Les protocoles de sécurité que l’UAW et les sociétés ont mis en place après la fermeture de deux mois n’étaient que de la poudre aux yeux pour ouvrir la voie à la réouverture des usines à la mi-mai 2020. Une fois que les usines ont redémarré, l’UAW s’est entendu avec la direction pour dissimuler aux travailleurs des informations sur les épidémies et les nouveaux décès. Plus récemment, le syndicat a accepté d’abandonner les exigences relatives au port du masque et à la distanciation sociale afin de permettre aux entreprises d’accélérer la production, alors même que le variant Delta, extrêmement dangereux, est en éruption et que des dizaines de milliers de personnes continuent d’être infectées chaque jour.

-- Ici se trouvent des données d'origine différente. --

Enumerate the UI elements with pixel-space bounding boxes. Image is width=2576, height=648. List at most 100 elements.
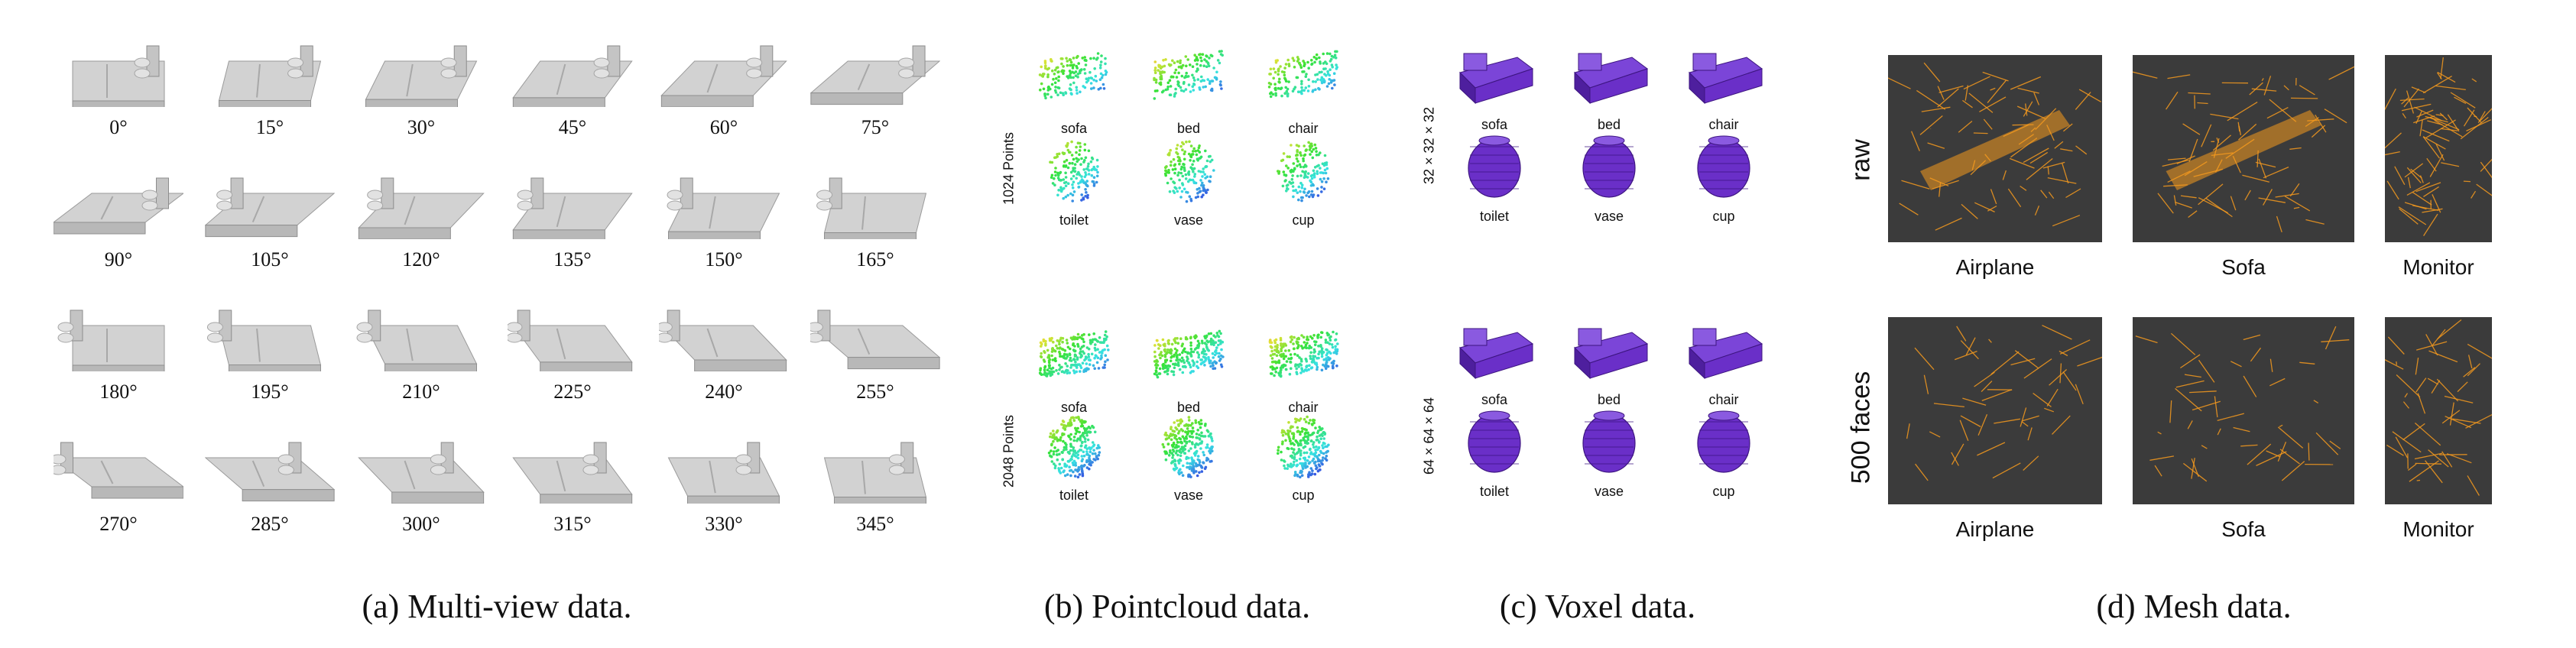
- angle-label: 195°: [251, 381, 289, 403]
- angle-label: 120°: [402, 248, 440, 271]
- mesh-object-label: Airplane: [1955, 255, 2035, 279]
- bed-render-icon: [810, 427, 940, 504]
- object-label: bed: [1597, 117, 1621, 132]
- bed-render-icon: [356, 427, 486, 504]
- row-label-raw: raw: [1846, 139, 1876, 181]
- cup-pointcloud-icon: [1257, 138, 1349, 206]
- sofa-voxel-icon: [1449, 313, 1540, 386]
- mesh-object-label: Sofa: [2221, 255, 2266, 279]
- monitor-mesh-icon: [2385, 55, 2492, 242]
- angle-label: 150°: [705, 248, 743, 271]
- object-label: chair: [1708, 117, 1739, 132]
- angle-label: 90°: [104, 248, 133, 271]
- angle-label: 225°: [553, 381, 592, 403]
- sofa-pointcloud-icon: [1028, 46, 1120, 115]
- object-label: vase: [1173, 488, 1204, 503]
- bed-render-icon: [356, 163, 486, 239]
- object-label: chair: [1708, 392, 1739, 407]
- angle-label: 135°: [553, 248, 592, 271]
- panel-mesh: raw 500 faces Airplane Sofa Monitor Airplan…: [1827, 0, 2576, 648]
- bed-voxel-icon: [1563, 38, 1655, 111]
- row-label-2048: 2048 Points: [1001, 414, 1017, 488]
- angle-label: 165°: [856, 248, 894, 271]
- bed-render-icon: [508, 295, 638, 371]
- angle-label: 30°: [407, 116, 436, 138]
- object-label: toilet: [1059, 212, 1089, 228]
- bed-render-icon: [205, 427, 335, 504]
- caption-mesh: (d) Mesh data.: [2096, 588, 2292, 625]
- bed-render-icon: [54, 163, 183, 239]
- angle-label: 345°: [856, 513, 894, 535]
- vase-voxel-icon: [1563, 130, 1655, 202]
- angle-label: 60°: [709, 116, 738, 138]
- angle-label: 300°: [402, 513, 440, 535]
- row-label-1024: 1024 Points: [1001, 131, 1017, 206]
- bed-render-icon: [659, 163, 789, 239]
- angle-label: 210°: [402, 381, 440, 403]
- angle-label: 240°: [705, 381, 743, 403]
- object-label: sofa: [1060, 400, 1088, 415]
- object-label: toilet: [1059, 488, 1089, 503]
- bed-render-icon: [54, 427, 183, 504]
- vase-voxel-icon: [1563, 405, 1655, 478]
- row-label-500faces: 500 faces: [1846, 371, 1876, 484]
- bed-render-icon: [508, 31, 638, 107]
- object-label: sofa: [1481, 117, 1508, 132]
- object-label: toilet: [1479, 209, 1510, 224]
- object-label: bed: [1176, 400, 1201, 415]
- mesh-object-label: Sofa: [2221, 517, 2266, 541]
- mesh-object-label: Monitor: [2402, 517, 2474, 541]
- sofa-voxel-icon: [1449, 38, 1540, 111]
- chair-voxel-icon: [1678, 313, 1770, 386]
- caption-multiview: (a) Multi-view data.: [362, 588, 632, 625]
- bed-render-icon: [54, 295, 183, 371]
- vase-pointcloud-icon: [1143, 413, 1234, 481]
- toilet-pointcloud-icon: [1028, 138, 1120, 206]
- chair-pointcloud-icon: [1257, 46, 1349, 115]
- airplane-mesh-icon: [1888, 55, 2102, 242]
- panel-voxel: 32 × 32 × 32 64 × 64 × 64 sofa bed chair to…: [1406, 0, 1804, 648]
- toilet-voxel-icon: [1449, 405, 1540, 478]
- bed-render-icon: [54, 31, 183, 107]
- vase-pointcloud-icon: [1143, 138, 1234, 206]
- bed-render-icon: [659, 295, 789, 371]
- monitor-mesh-icon: [2385, 317, 2492, 504]
- row-label-32: 32 × 32 × 32: [1421, 106, 1437, 185]
- angle-label: 0°: [109, 116, 128, 138]
- bed-render-icon: [810, 31, 940, 107]
- bed-render-icon: [356, 31, 486, 107]
- cup-voxel-icon: [1678, 405, 1770, 478]
- angle-label: 330°: [705, 513, 743, 535]
- panel-pointcloud: 1024 Points 2048 Points sofa bed chair toil…: [986, 0, 1384, 648]
- angle-label: 270°: [99, 513, 138, 535]
- object-label: cup: [1712, 484, 1735, 499]
- object-label: chair: [1288, 400, 1319, 415]
- object-label: bed: [1176, 121, 1201, 136]
- bed-render-icon: [205, 295, 335, 371]
- object-label: cup: [1292, 212, 1315, 228]
- panel-multiview: 0° 15° 30° 45° 60° 75° 90° 105° 120° 135° 150° 165°…: [0, 0, 971, 648]
- row-label-64: 64 × 64 × 64: [1421, 397, 1437, 475]
- object-label: chair: [1288, 121, 1319, 136]
- caption-voxel: (c) Voxel data.: [1499, 588, 1696, 625]
- object-label: sofa: [1060, 121, 1088, 136]
- caption-pointcloud: (b) Pointcloud data.: [1043, 588, 1311, 625]
- angle-label: 180°: [99, 381, 138, 403]
- object-label: cup: [1712, 209, 1735, 224]
- object-label: vase: [1594, 209, 1624, 224]
- bed-render-icon: [205, 31, 335, 107]
- bed-render-icon: [508, 427, 638, 504]
- chair-pointcloud-icon: [1257, 325, 1349, 394]
- object-label: toilet: [1479, 484, 1510, 499]
- object-label: cup: [1292, 488, 1315, 503]
- sofa-mesh-icon: [2133, 317, 2354, 504]
- angle-label: 255°: [856, 381, 894, 403]
- airplane-mesh-icon: [1888, 317, 2102, 504]
- object-label: vase: [1594, 484, 1624, 499]
- bed-render-icon: [659, 31, 789, 107]
- cup-pointcloud-icon: [1257, 413, 1349, 481]
- bed-render-icon: [205, 163, 335, 239]
- toilet-pointcloud-icon: [1028, 413, 1120, 481]
- chair-voxel-icon: [1678, 38, 1770, 111]
- object-label: sofa: [1481, 392, 1508, 407]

Pour justifier son appel à une collaboration encore plus étroite avec les sociétés et le gouvernement américain, Curry cite le défi que la Chine, les pays européens et d’autres concurrents posent aux entreprises américaines dans la course à la domination des véhicules électriques et d’autres technologies automobiles. «Le rôle des employeurs et de l’UAW est également de veiller à ce que les États-Unis ne prennent pas de retard dans l’adoption de cette nouvelle technologie», déclare Curry.

À l’instar des exigences de l’UAW, qui demandait aux ouvriers de l’automobile de faire des sacrifices sans fin pour concurrencer les travailleurs du Japon et d’autres pays dans les années 1980, la campagne de Curry sur les véhicules électriques entraînera des réductions de salaires et d’emplois encore plus douloureuses. Curry signale aux grandes entreprises que l’UAW souhaite être un partenaire à part entière dans la transformation des ouvriers de l’automobile en une main-d’œuvre temporaire mal payée et que le syndicat soutiendra l’élite dirigeante américaine dans ses futures guerres commerciales et confrontations militaires avec la Chine et d’autres concurrents dotés de l’arme nucléaire.

La trahison envers les travailleurs de Volvo n’est qu’une parmi de nombreuses autres que Curry et l’UAW préparent. Mais la rébellion chez Volvo cette année et l’émergence du Comité de base des travailleurs de Volvo (VWRFC) en tant que nouvelles voix et direction des travailleurs indiquent l’autre voie à suivre.

En opposition aux efforts du syndicat pour isoler la grève derrière une conspiration du silence, les travailleurs de Volvo, avec l’aide du WSWS, ont organisé le VWRFC et établi des liens avec les travailleurs de Mack Truck, les travailleurs de l’automobile à Detroit et dans d’autres villes, et les travailleurs de Volvo en Australie, au Canada et en Belgique.

Les analystes des groupes de réflexion de l’industrie automobile préviennent déjà que les travailleurs de Volvo vont inspirer d’autres travailleurs à renverser des décennies de reculs soutenus par l’UAW. Les défaites répétées des propositions contractuelles de l’UAW «modifient considérablement la dynamique», a déclaré Kristin Dziczek, vice-présidente senior du Centre de recherche sur l’automobile. «Si les membres ne considèrent pas le premier accord comme le meilleur qu’ils puissent obtenir, alors c’est une prophétie qui va se réaliser d’elle-même».

Les leçons de la lutte courageuse des travailleurs de Volvo contre à la fois l’entreprise et l’UAW doivent être transmises à chaque section de la classe ouvrière, afin de préparer la contre-offensive industrielle et politique nécessaire de la classe ouvrière contre le système de profit capitaliste mondial.